PostgreSQL’s 2 phase commit (2PC) feature allows a database to store the details of a transaction on disk without committing it. This is done by issuing PREPARE TRANSACTION [name] command at the end of a transaction block. When the user is ready to commit, he/she can issue COMMIT PREPARED [name] where [name] should match the [name] in PREPARE TRANSACTION command. Because the transaction details are stored on disk with 2PC, the server is able to commit this transaction at a later time even if it crashes or out of service for some time. In a single database instance, the use of 2PC is not critical; the plain ‘commit’ can perform the job equally as well. However, in a larger setup, the data may be distributed on 2 or more database instances (for example, via Foreign Data Wrapper (FDW)), the use of 2PC is absolutely critical here to keep every database instance in sync.

2. Atomic Commit Problem with Foreign Data Wrapper (FDW)

Current postgres_fdw does not support the use of 2PC to commit foreign server. When a commit command is sent to the main server, it will send the same commit command to all of the foreign servers before processing the commit for itself. If one of the foreign node fails the commit, the main server will go through a abort process and will not commit itself due to the failure. However, some of the foreign nodes could already been successfully committed, resulting in a partially committed transaction.

Consider this diagram:

where the CN node fails the commit to DN3 and goes through a abort process, but at the same time, DN1 and DN2 have already been committed successfully and can no longer be rollbacked. This scenario creates a partial commit that may not be desirable.
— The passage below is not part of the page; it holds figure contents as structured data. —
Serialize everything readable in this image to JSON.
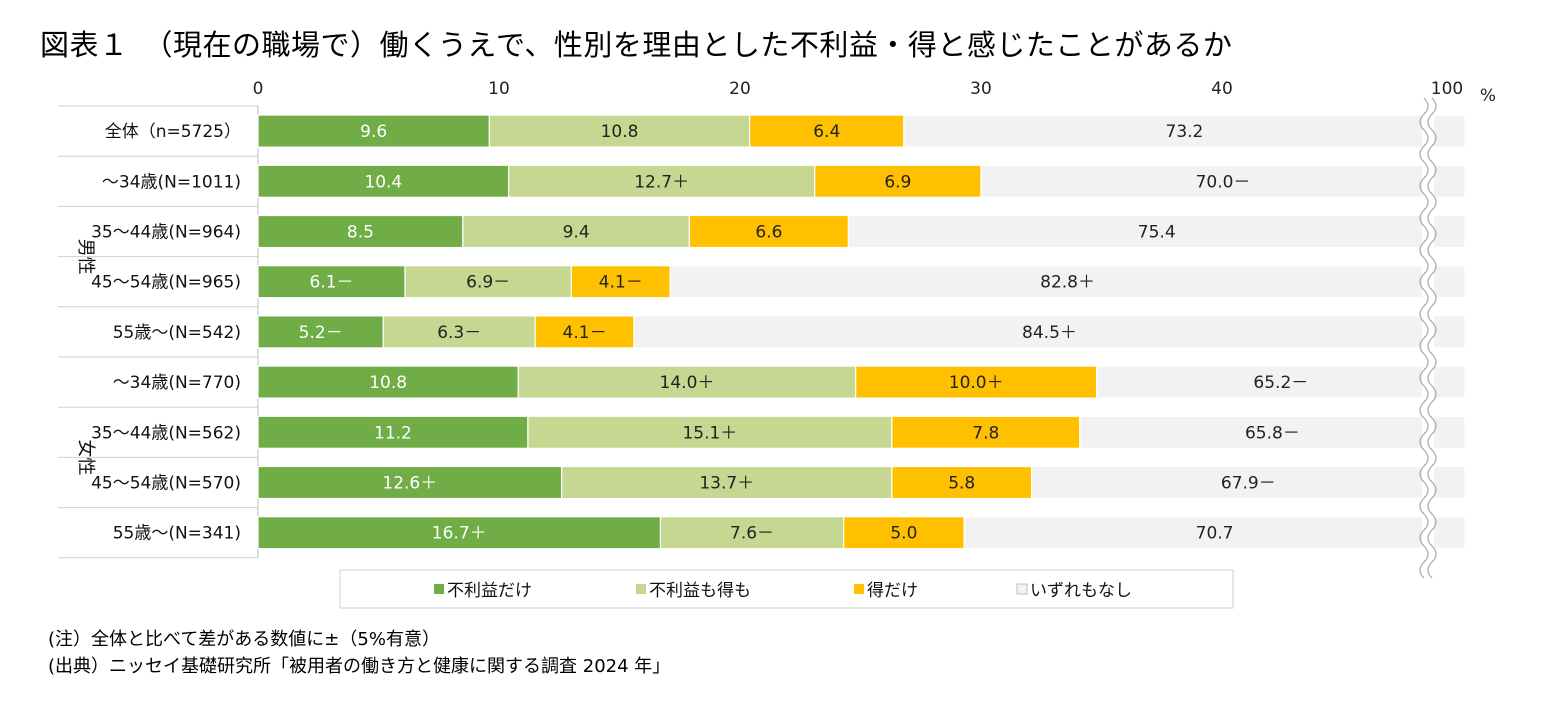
{
  "title": "図表１　（現在の職場で）働くうえで、性別を理由とした不利益・得と感じたことがあるか",
  "notes": {
    "note": "(注）全体と比べて差がある数値に±（5%有意）",
    "source": "(出典）ニッセイ基礎研究所「被用者の働き方と健康に関する調査 2024 年」"
  },
  "colors": {
    "disadvantage_only": "#70ad47",
    "both": "#c5d790",
    "advantage_only": "#ffc000",
    "none": "#f2f2f2"
  },
  "chart_data": {
    "type": "bar",
    "orientation": "horizontal",
    "stacked": true,
    "unit": "%",
    "title": "（現在の職場で）働くうえで、性別を理由とした不利益・得と感じたことがあるか",
    "x_ticks": [
      "0",
      "10",
      "20",
      "30",
      "40",
      "100"
    ],
    "axis_break": "40–100",
    "groups": [
      {
        "label": "",
        "rows": [
          0
        ]
      },
      {
        "label": "男性",
        "rows": [
          1,
          2,
          3,
          4
        ]
      },
      {
        "label": "女性",
        "rows": [
          5,
          6,
          7,
          8
        ]
      }
    ],
    "categories": [
      "全体（n=5725）",
      "～34歳(N=1011)",
      "35～44歳(N=964)",
      "45～54歳(N=965)",
      "55歳～(N=542)",
      "～34歳(N=770)",
      "35～44歳(N=562)",
      "45～54歳(N=570)",
      "55歳～(N=341)"
    ],
    "series": [
      {
        "name": "不利益だけ",
        "values": [
          9.6,
          10.4,
          8.5,
          6.1,
          5.2,
          10.8,
          11.2,
          12.6,
          16.7
        ],
        "labels": [
          "9.6",
          "10.4",
          "8.5",
          "6.1－",
          "5.2－",
          "10.8",
          "11.2",
          "12.6＋",
          "16.7＋"
        ]
      },
      {
        "name": "不利益も得も",
        "values": [
          10.8,
          12.7,
          9.4,
          6.9,
          6.3,
          14.0,
          15.1,
          13.7,
          7.6
        ],
        "labels": [
          "10.8",
          "12.7＋",
          "9.4",
          "6.9－",
          "6.3－",
          "14.0＋",
          "15.1＋",
          "13.7＋",
          "7.6－"
        ]
      },
      {
        "name": "得だけ",
        "values": [
          6.4,
          6.9,
          6.6,
          4.1,
          4.1,
          10.0,
          7.8,
          5.8,
          5.0
        ],
        "labels": [
          "6.4",
          "6.9",
          "6.6",
          "4.1－",
          "4.1－",
          "10.0＋",
          "7.8",
          "5.8",
          "5.0"
        ]
      },
      {
        "name": "いずれもなし",
        "values": [
          73.2,
          70.0,
          75.4,
          82.8,
          84.5,
          65.2,
          65.8,
          67.9,
          70.7
        ],
        "labels": [
          "73.2",
          "70.0－",
          "75.4",
          "82.8＋",
          "84.5＋",
          "65.2－",
          "65.8－",
          "67.9－",
          "70.7"
        ]
      }
    ],
    "legend": [
      "不利益だけ",
      "不利益も得も",
      "得だけ",
      "いずれもなし"
    ],
    "legend_position": "bottom"
  }
}
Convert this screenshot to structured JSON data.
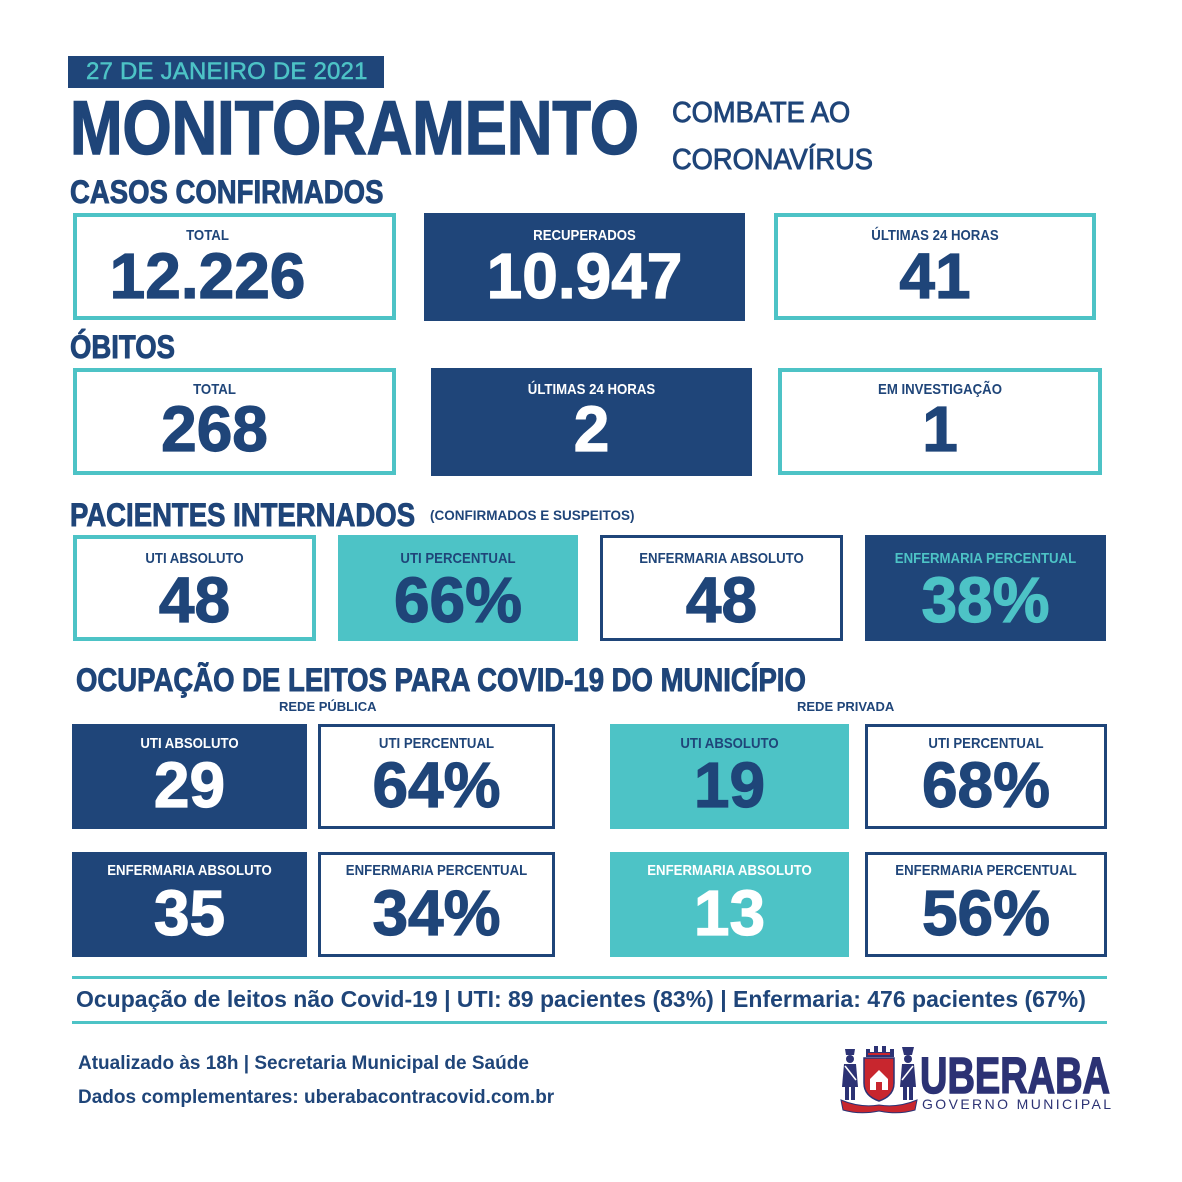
{
  "colors": {
    "navy": "#1f4579",
    "teal": "#4dc3c6",
    "logo_navy": "#2c3274",
    "crest_red": "#c8262e"
  },
  "header": {
    "date": "27 DE JANEIRO DE 2021",
    "title": "MONITORAMENTO",
    "subtitle_line1": "COMBATE AO",
    "subtitle_line2": "CORONAVÍRUS"
  },
  "casos_confirmados": {
    "heading": "CASOS CONFIRMADOS",
    "cards": [
      {
        "label": "TOTAL",
        "value": "12.226"
      },
      {
        "label": "RECUPERADOS",
        "value": "10.947"
      },
      {
        "label": "ÚLTIMAS 24 HORAS",
        "value": "41"
      }
    ]
  },
  "obitos": {
    "heading": "ÓBITOS",
    "cards": [
      {
        "label": "TOTAL",
        "value": "268"
      },
      {
        "label": "ÚLTIMAS 24 HORAS",
        "value": "2"
      },
      {
        "label": "EM INVESTIGAÇÃO",
        "value": "1"
      }
    ]
  },
  "pacientes_internados": {
    "heading": "PACIENTES INTERNADOS",
    "note": "(CONFIRMADOS E SUSPEITOS)",
    "cards": [
      {
        "label": "UTI ABSOLUTO",
        "value": "48"
      },
      {
        "label": "UTI PERCENTUAL",
        "value": "66%"
      },
      {
        "label": "ENFERMARIA ABSOLUTO",
        "value": "48"
      },
      {
        "label": "ENFERMARIA PERCENTUAL",
        "value": "38%"
      }
    ]
  },
  "ocupacao_leitos": {
    "heading": "OCUPAÇÃO DE LEITOS PARA COVID-19 DO MUNICÍPIO",
    "rede_publica": {
      "label": "REDE PÚBLICA",
      "cards": [
        {
          "label": "UTI ABSOLUTO",
          "value": "29"
        },
        {
          "label": "UTI PERCENTUAL",
          "value": "64%"
        },
        {
          "label": "ENFERMARIA ABSOLUTO",
          "value": "35"
        },
        {
          "label": "ENFERMARIA PERCENTUAL",
          "value": "34%"
        }
      ]
    },
    "rede_privada": {
      "label": "REDE PRIVADA",
      "cards": [
        {
          "label": "UTI ABSOLUTO",
          "value": "19"
        },
        {
          "label": "UTI PERCENTUAL",
          "value": "68%"
        },
        {
          "label": "ENFERMARIA ABSOLUTO",
          "value": "13"
        },
        {
          "label": "ENFERMARIA PERCENTUAL",
          "value": "56%"
        }
      ]
    }
  },
  "nao_covid": {
    "text": "Ocupação de leitos não Covid-19 | UTI: 89 pacientes (83%) | Enfermaria: 476 pacientes (67%)"
  },
  "footer": {
    "updated": "Atualizado às 18h | Secretaria Municipal de Saúde",
    "more_data": "Dados complementares: uberabacontracovid.com.br"
  },
  "logo": {
    "icon": "coat-of-arms-icon",
    "name": "UBERABA",
    "tagline": "GOVERNO MUNICIPAL"
  }
}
3. FDW with 2PC Capability

If we were to add a 2PC functionality to current postgres_fdw, instead of sending the same commit to all foreign servers, we let the main server to send PREPARE TRANSACTION instead. The main server should proceed to send COMMIT PREPARE to all foreign servers Only when all of the foreign servers have successfully completed the PREPARE TRANSACTION. If one of them fails at the PREPARE stage, the main server is still able to ROLLBACK those foreign server who have successfully prepared.

Consider this diagram:

where the CN node fails the PREPARE TRANSACTION to DN3 and sends ROLLBACK PREPARED to DN1 and DN2 before going to the abort process. With the 2PC method, there will not be any partial commits.
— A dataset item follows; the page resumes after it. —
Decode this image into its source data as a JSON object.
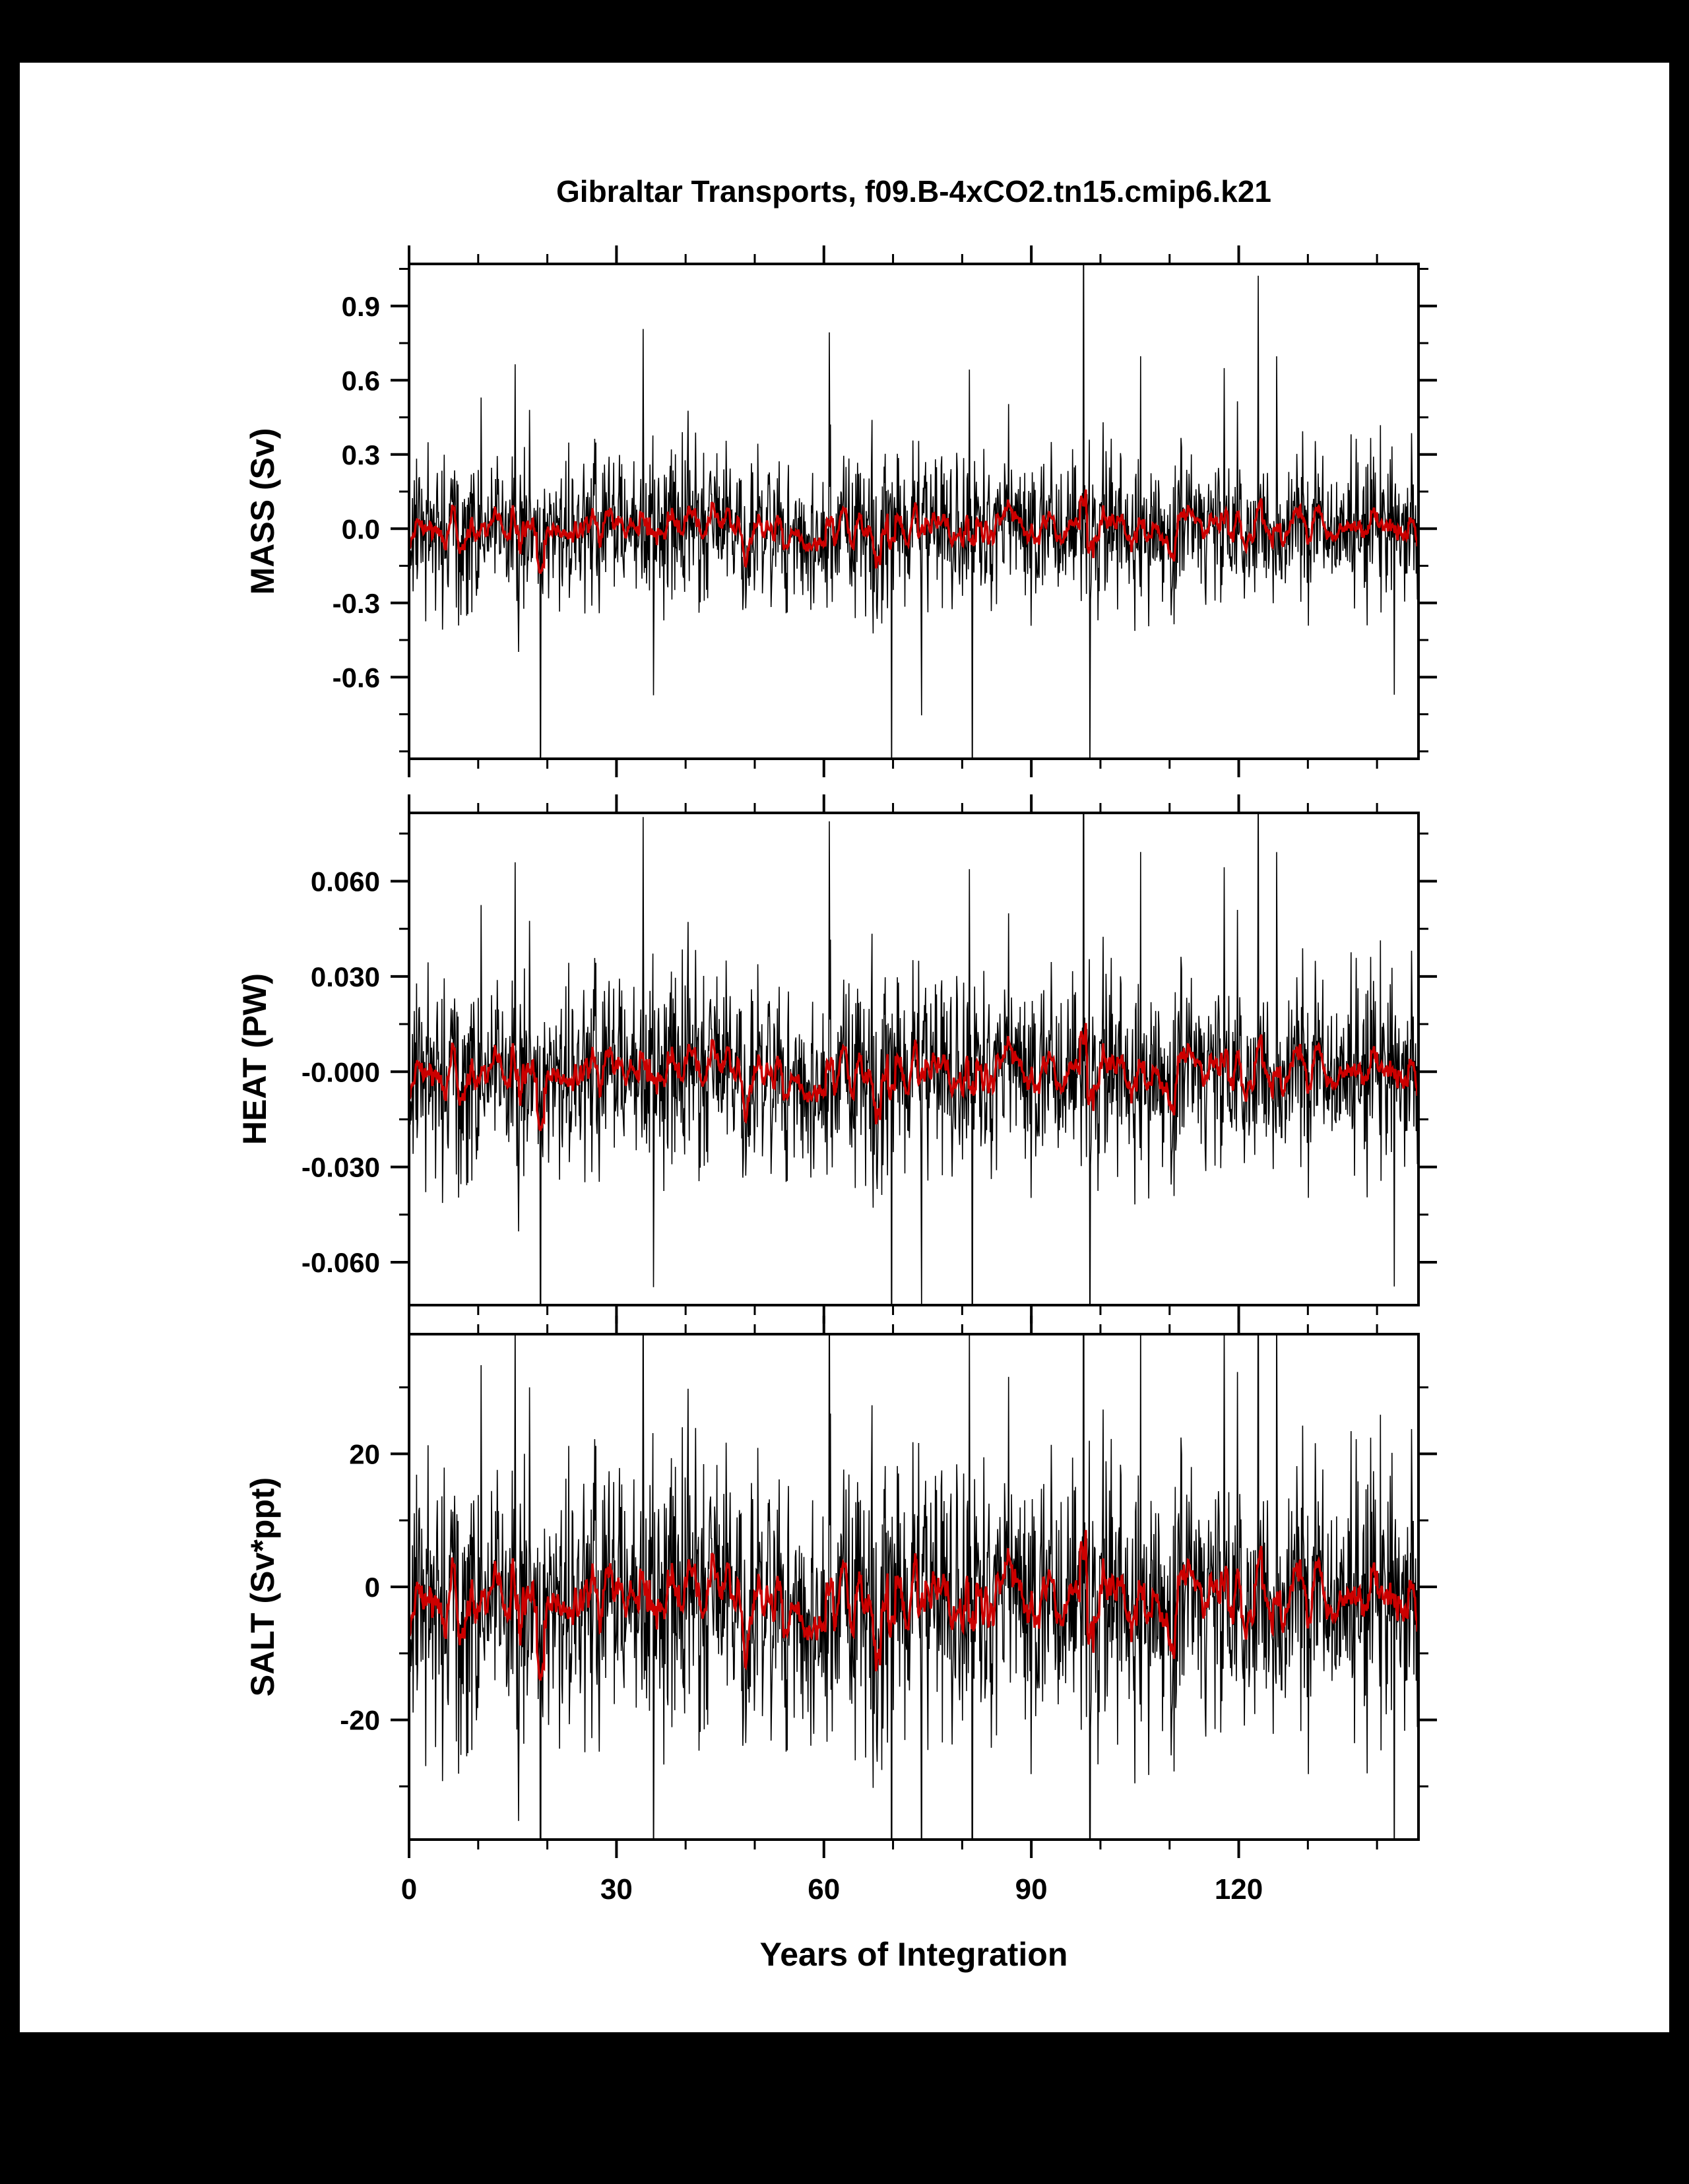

3. Handling COMMIT PREPARED Failure?

If a foreign server fails at the PREPARE stage, it is not too late to rollback the rest of foreign servers that have succeeded the PREPARE, so the main server can still send ROLLBACK PREPARED to the foreign servers. However, if a foreign server fails at the COMMIT PREPARE stage, the other foreign servers who have succeeded it can no longer be rollbacked, potentially causing a partial commit as well.

In our implementation, we still allow the main server to continue with the commit even though a foreign server fails COMMIT PREPARED. In addition, we give user a warning about one of the foreign server may not have committed successfully, which leads to a potential partial commit. The foreign server with a failed COMMIT PREPARE will now have something called a “orphaned prepared transaction” that has yet to be committed.

Consider this diagram:

where DN3 fails a COMMIT PREPARED command and the CN node continues the commit with warning.
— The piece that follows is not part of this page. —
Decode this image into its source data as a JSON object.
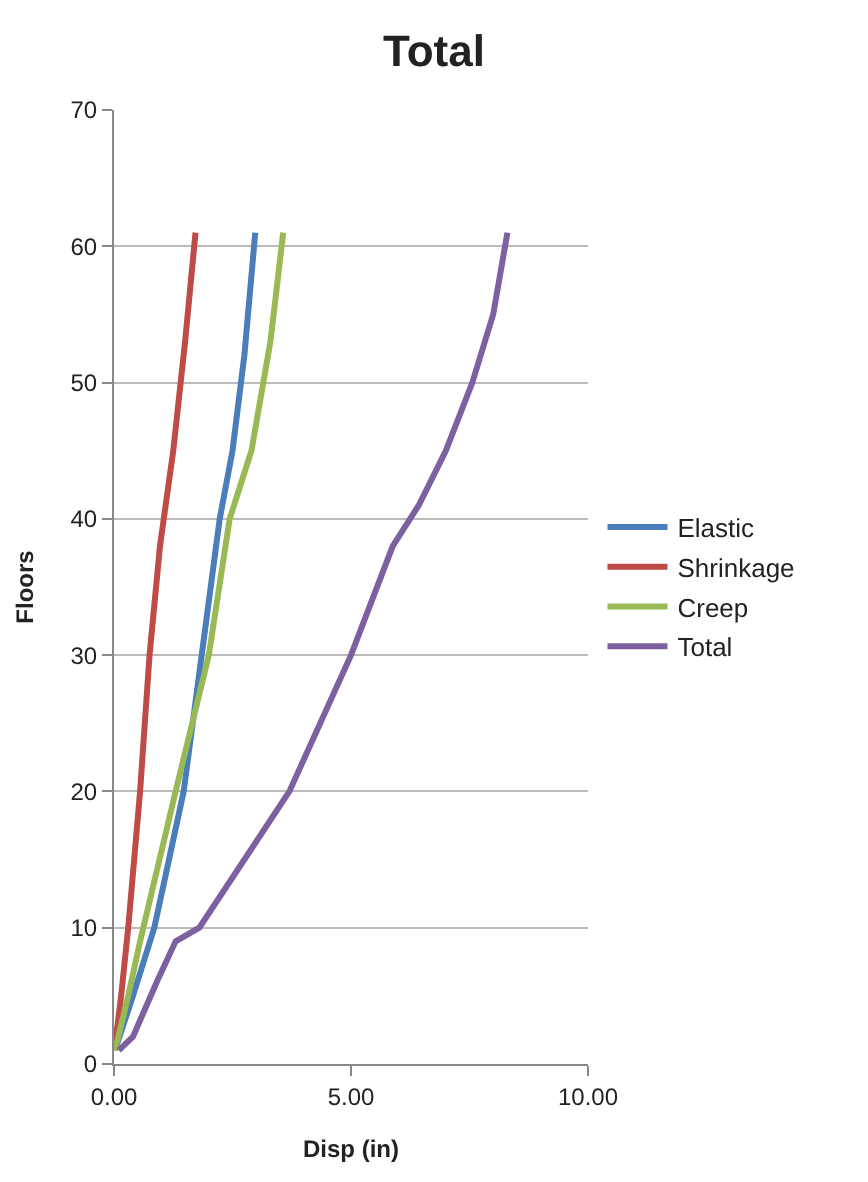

4. Handling Orphaned Prepared Transaction

Following the above example, if we perform a SELECT query, we will see that DN3 does not have an updated value while DN1 and DN2 have been updated. Also, DN3 still have the transaction prepared and stored in its disk. What’s left to do is to have somebody to login to DN3 and manually run a COMMIT PREPARED command. If that is done successfully, there will no longer be a partial commit.

The way we handle this is to make a orphaned prepared transaction detector at each foreign server and we introduce an intermediate and external global transaction manager (GTM) node that records all the FDW operations. Again, following the above example, when DN3 detects a orphaned prepare transaction, it will make a connection to the GTM node and check if this prepared transaction comes from a CN node. If it is, then we simply let DN3 do a self-commit of the prepared transaction automatically, without any human intervention. If GTM does not have a record, then this orphaned prepared transaction must be created manually by another DN3 user and it should not do anything to it except to just give a warning in the log file.

This is the general concept how we handle atomic commit and orphaned prepared transactions. There may be better and more complex solutions out there but for us, having an intermediate GTM node to coordinate all the operations between CN and DN nodes seems to be the simplest.